Rasa kesal karena tiba–tiba dibayangi langunya DotS, membuatku memutar lagunya Chen Xpunch, manalagi jika bukan Eveytime? Aku menjadi orang waras yang sedikit tidak mau gila, sejak tadi tersenyum, lalu mengingat bagaimana pasangan utama cerita itu berkahir dengan kebersamaan yang nyata. Pasangan yang serasi. Semesta pasti sedang bahagianya dengan keadaan mereka. Loh, kok berbicara tentang keadaan mereka sih?!!!!

Terkadang, keadaan terlalu jahat membiarkan kita ikut merasakan kebahagiaan atau kesedihan orang lain. Membiarkan diri kita masuk pada keadaan orang lain berarti kita turut menghargai keadaan mereka. Namun, hal negatif yang mungkin dapat singgah dalam diri kita adalah rasa iri, meginginkan hal serupa karena berpikir bahwa kita juga akan merasakan hal yang kita lihat. Apa yang selalu menjadi anggapan hanyalah hipotesis yang membuat perasaan diri sendiri lega, yang sebenarnya bahwa hipotesis hanya berlaku sebagai dugaan dan tanpa pembuktian. Tidak ada yang pernah tahu bagaimana keadaan seseorang yang sebenarnya. Kehidupan sebenarnya selau dikontrak oleh perasaan dan pertimbangan sendiri tentang apa–apa yang bisa dibagikan, dipertontonkan, dan bebas dikomentari orang lain. Setiap orang pasti punya batasan untuk menyebarluaskan pribadinya masing–masing. Tugas kita sebagai manusia sosial, seharusnya mencontoh kebaikan, kehidupan yang layak untuk ditiru. Sedangkan sisanya bukan untuk bahan cemoohan ataupun bahan penjatuhan harga diri seseorang, tapi kembali lagi pada diri kita, meyakinkan agar tidak melakukan hal serupa.

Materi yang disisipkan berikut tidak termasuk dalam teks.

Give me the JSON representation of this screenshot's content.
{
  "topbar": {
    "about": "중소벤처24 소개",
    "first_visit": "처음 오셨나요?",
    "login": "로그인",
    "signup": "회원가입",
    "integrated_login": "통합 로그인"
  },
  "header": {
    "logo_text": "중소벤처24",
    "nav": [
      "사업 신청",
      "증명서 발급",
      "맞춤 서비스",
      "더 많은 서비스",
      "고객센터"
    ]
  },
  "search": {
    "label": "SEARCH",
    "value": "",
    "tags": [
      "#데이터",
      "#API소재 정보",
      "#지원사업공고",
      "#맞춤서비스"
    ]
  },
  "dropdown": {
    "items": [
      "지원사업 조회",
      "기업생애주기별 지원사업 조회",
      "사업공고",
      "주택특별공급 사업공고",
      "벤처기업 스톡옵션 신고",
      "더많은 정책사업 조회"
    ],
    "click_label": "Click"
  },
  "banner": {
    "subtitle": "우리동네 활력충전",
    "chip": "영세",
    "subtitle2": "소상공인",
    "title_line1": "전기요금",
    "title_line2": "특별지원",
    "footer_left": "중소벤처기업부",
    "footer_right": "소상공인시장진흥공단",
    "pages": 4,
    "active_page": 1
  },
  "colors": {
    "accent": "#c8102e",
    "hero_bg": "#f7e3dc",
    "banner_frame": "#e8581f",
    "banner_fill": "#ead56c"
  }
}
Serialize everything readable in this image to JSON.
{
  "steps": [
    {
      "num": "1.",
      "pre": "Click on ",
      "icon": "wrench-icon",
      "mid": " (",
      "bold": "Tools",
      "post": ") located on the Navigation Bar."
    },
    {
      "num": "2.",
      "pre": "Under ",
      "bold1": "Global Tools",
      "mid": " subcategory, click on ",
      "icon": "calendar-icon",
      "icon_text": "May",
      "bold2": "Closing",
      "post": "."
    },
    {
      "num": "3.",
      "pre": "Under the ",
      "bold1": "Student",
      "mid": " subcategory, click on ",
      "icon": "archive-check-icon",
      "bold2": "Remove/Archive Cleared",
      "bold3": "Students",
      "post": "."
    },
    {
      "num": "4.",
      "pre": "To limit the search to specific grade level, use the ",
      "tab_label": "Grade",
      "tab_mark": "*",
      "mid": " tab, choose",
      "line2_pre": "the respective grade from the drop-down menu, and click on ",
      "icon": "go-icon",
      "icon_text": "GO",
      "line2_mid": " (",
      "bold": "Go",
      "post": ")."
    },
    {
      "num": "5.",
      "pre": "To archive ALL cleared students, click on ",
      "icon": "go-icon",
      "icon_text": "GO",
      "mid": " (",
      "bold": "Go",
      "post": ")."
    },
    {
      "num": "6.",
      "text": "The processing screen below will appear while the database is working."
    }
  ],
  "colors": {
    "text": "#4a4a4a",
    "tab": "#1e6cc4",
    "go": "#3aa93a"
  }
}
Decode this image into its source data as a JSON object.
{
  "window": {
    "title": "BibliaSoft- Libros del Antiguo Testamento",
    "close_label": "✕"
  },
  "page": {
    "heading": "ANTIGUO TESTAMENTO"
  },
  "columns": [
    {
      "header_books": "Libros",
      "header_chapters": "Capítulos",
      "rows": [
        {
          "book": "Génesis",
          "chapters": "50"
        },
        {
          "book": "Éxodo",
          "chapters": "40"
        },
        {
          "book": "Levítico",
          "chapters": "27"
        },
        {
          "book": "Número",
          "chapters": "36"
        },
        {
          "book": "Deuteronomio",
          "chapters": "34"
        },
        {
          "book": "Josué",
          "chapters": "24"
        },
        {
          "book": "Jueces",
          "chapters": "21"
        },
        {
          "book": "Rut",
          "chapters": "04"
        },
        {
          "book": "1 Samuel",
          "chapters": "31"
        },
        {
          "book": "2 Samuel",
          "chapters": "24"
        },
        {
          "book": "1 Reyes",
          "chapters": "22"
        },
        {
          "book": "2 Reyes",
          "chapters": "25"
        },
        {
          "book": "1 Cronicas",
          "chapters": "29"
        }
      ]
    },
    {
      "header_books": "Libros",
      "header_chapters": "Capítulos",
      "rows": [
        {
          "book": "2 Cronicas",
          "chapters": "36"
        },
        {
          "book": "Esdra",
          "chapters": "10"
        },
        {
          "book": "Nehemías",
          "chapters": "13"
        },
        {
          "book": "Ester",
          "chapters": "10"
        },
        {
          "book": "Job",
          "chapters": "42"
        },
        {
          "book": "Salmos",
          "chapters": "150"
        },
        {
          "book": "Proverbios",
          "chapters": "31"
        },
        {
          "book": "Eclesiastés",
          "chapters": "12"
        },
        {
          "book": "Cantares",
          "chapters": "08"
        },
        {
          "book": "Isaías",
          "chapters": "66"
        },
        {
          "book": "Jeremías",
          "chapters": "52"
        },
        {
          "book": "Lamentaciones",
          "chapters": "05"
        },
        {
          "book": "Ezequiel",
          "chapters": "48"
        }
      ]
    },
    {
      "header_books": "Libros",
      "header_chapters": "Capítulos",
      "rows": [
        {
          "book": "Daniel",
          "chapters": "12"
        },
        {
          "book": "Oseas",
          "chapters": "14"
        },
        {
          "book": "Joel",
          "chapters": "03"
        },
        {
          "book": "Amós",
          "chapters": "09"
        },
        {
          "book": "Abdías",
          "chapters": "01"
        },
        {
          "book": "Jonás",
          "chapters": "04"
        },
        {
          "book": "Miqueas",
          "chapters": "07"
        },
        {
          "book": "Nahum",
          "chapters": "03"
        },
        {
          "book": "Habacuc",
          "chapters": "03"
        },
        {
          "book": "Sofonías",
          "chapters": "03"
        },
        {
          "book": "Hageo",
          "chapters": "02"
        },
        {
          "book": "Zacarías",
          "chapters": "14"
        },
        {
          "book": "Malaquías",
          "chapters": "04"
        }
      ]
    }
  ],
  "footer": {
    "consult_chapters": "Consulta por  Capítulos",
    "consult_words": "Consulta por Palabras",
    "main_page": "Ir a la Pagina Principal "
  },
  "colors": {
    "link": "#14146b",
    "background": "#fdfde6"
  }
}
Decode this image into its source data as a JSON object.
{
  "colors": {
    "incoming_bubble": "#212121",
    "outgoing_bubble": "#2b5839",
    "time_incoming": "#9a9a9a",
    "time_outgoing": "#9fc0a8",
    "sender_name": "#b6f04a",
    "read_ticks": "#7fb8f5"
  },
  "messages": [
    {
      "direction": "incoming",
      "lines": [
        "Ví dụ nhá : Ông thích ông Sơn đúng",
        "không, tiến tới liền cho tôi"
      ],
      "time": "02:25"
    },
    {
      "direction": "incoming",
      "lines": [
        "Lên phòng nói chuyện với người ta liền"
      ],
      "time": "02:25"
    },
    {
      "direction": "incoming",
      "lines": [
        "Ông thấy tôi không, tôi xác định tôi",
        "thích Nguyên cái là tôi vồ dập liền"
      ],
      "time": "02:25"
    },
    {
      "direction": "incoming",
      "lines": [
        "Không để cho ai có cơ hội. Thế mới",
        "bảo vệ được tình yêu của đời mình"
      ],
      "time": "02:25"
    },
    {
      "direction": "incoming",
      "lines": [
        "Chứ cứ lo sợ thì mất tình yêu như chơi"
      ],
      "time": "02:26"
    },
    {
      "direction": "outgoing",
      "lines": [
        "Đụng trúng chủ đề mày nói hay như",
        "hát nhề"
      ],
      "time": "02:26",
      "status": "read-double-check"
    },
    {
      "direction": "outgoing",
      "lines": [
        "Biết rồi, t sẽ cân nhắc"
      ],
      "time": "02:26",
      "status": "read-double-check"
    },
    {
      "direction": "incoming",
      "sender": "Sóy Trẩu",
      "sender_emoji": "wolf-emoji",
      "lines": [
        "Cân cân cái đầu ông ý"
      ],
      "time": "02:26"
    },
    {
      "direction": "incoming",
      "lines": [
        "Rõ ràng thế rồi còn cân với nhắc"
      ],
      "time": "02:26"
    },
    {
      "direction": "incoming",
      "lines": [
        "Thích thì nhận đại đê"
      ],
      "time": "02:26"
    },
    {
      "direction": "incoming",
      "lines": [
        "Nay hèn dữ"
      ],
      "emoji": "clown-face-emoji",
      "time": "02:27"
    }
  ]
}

Hal terpenting saat mencoba melihat keadaan orang lain adalah jangan membandingkannya dengan keadaan kita. Manusia adalah makhluk yang diam–diam bangga dengan hal kecil dalam melebihi sesuatu orang lain.

Satu suap lagi untuk menghabiskan dua bungkus mi ayam bawang dalam satu mangkuk. Ya, terlalu lezat dan kenyang disertai pikiran yang tiba–tiba penuh.

***

Aku terpaksa sampai di kantor dengan keadaan yang masih hujan. Memarkir mobil dan menuju ruanganku untuk membereskan sesuatu, sebelum nanti katanya akan ada rapat. Nahasnya, kantor masih sepi. Simpang siur beberapa staf yang sudah memulai bersih–bersih. Sesekali tersenyum dan menyapaku. Penghuni kantor ini, bahkan semuanya sangat menyenangkan.

Satu jam pun kulalui dengan kertas–kertas dan data–data dalam komputer. Seakan menyadari bahwa keadaan luar tidak seramai biasanya, aku pun segera memastikan keluar ruangan. Lengkap, semua orang ada di mejanya masing–masing, tetapi tidak biasanya telingaku tidak menangkap suara sedikit pun dari aktivitas mereka. Aku kembali memasuki ruanganku. Selang beberapa saat, ponselku berbunyi, disusul suara sahut–sahutan dari ponsel karyawan di luar. Apa sudah waktunya rapat sekarang, sehingga semua orang mendapat pemberitahuan? Mengapa harus semua orang? Apa ada keadaan penting yang sedang terjadi?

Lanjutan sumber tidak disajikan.